It is through Jesus that we are reconciled to God (2 Corinthians 5:18–21). Jesus is the one who has laid down His life for His friends (John 15:13–15). To paraphrase Pascal, “There is a God-shaped vacuum in every human heart.” That vacuum manifests itself in the ache of restlessness and loneliness, which is only soothed by the peace and love of God found in Jesus Christ (John 14:27; Matthew 11:28–30). And what can separate us from the love of God in Christ? Nothing (Romans 8:35–39). To all who believe in Jesus, He has given the Holy Spirit to live inside us and be with us forever (John 14:15–17). He promises that He is with us always (Matthew 28:20). In Jesus, we are never isolated or alone.
It is also through God’s work that we are reconciled to other people (Ephesians 2:11–22). Having received the Spirit of God and the example of Christ, we learn to put pride aside and seek to meet the needs of others and not ourselves only (Philippians 2:3–8). As husbands and wives grow in their love for and service to Jesus Christ, they learn to love and serve one another (Ephesians 5:22–25). Likewise, children learn loving submission to parents and parents learn not to exasperate their children (Ephesians 6:1–4). Although relationships are not perfect this side of heaven, they can be restored, established, and strengthened by the grace of God. Restored relationships functioning in mutual submission mean less loneliness.
Even more, in Christ, we have become part of a new spiritual family that is one hundred times larger than any natural family. Love of and loyalty to Christ can sometimes cause even our natural families to turn against us.
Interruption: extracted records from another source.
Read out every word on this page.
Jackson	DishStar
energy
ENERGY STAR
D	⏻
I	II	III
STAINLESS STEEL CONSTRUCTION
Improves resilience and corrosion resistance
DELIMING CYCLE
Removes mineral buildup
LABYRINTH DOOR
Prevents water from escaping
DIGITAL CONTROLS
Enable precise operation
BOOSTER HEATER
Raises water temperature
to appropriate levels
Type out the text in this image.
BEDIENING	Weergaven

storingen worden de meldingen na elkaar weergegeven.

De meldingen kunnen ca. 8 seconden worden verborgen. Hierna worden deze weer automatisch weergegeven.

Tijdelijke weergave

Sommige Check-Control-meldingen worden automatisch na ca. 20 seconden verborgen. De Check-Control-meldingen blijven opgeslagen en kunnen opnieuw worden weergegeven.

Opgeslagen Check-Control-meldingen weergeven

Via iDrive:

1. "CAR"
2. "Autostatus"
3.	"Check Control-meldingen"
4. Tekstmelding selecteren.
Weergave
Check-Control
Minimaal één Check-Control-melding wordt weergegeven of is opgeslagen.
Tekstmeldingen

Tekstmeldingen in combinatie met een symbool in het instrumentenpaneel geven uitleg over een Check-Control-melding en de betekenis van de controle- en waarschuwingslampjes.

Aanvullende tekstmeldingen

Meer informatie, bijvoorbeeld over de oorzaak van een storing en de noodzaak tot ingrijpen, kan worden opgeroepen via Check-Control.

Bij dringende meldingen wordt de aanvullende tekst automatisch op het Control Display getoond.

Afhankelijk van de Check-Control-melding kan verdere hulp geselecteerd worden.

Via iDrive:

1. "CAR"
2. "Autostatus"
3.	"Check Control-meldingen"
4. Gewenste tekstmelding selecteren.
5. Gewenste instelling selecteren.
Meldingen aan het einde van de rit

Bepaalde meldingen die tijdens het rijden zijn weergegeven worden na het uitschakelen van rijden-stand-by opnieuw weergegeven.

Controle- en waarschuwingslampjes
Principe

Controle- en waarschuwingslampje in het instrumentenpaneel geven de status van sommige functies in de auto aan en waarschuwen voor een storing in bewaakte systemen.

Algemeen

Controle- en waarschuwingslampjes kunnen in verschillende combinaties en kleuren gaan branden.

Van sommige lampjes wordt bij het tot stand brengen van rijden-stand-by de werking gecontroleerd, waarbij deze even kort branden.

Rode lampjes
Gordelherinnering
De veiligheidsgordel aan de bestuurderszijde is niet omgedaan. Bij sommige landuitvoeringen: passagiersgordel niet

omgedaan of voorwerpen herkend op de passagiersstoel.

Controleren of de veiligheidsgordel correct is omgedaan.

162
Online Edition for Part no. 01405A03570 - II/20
However, God more than makes up for such losses, both in this world and in the world to come (Matthew 19:29). As believers in Christ, we have become part of the family of God and that is a big family. A family where no one need be lonely.
So, if you are feeling lonely ask yourself if you have been reconciled to God by believing in Jesus Christ. If you have, then remind yourself of the promise that God has made to you, “… I will never leave you nor forsake you” (Hebrews 13:5). Jesus, who died for you, has gone to prepare a place for you where you will dwell with Him and all who belong to Him eternally (John 14:1–3). In the meantime, He has given us His Spirit to dwell within us, teach us, and comfort us (John 14:16–18). No believer in Christ is ever truly alone.
Consider this short story from a recently widowed lady:
“On Jan. 5 I discovered what true loneliness was. You see, on that day my husband of over 37 years died. On that day, I felt as though I had also died; yet, here I was still alive. There was now a huge void in my life. Since I was still alive, I knew that it meant I needed to go on. In order to do that, I began to look around our congregations. I saw many widows and widowers. There were also many other members who, for one reason or another, were alone. As much as I missed the conversations with my husband, I soon realized that perhaps these others might also be starved for conversation.
“So I came up with a plan. Whenever I began to feel lonely, I would call someone. Hearing the voice of a friend has helped me. If you ever find yourself feeling lonely, try these tips:
1. Pick up the phone and call someone.
2. Send a card to someone.
3. Visit someone—especially those who may be homebound or in a nursing home.
“By taking your mind off of self and onto others, you will soon realize how very beneficial it is.
“Even if you are not lonely, follow the above tips and call, visit or send a card to someone who is alone. Take it from someone who has been on the receiving end, that it is very much appreciated to know that others remember and care for you! It really does help keep loneliness at bay.”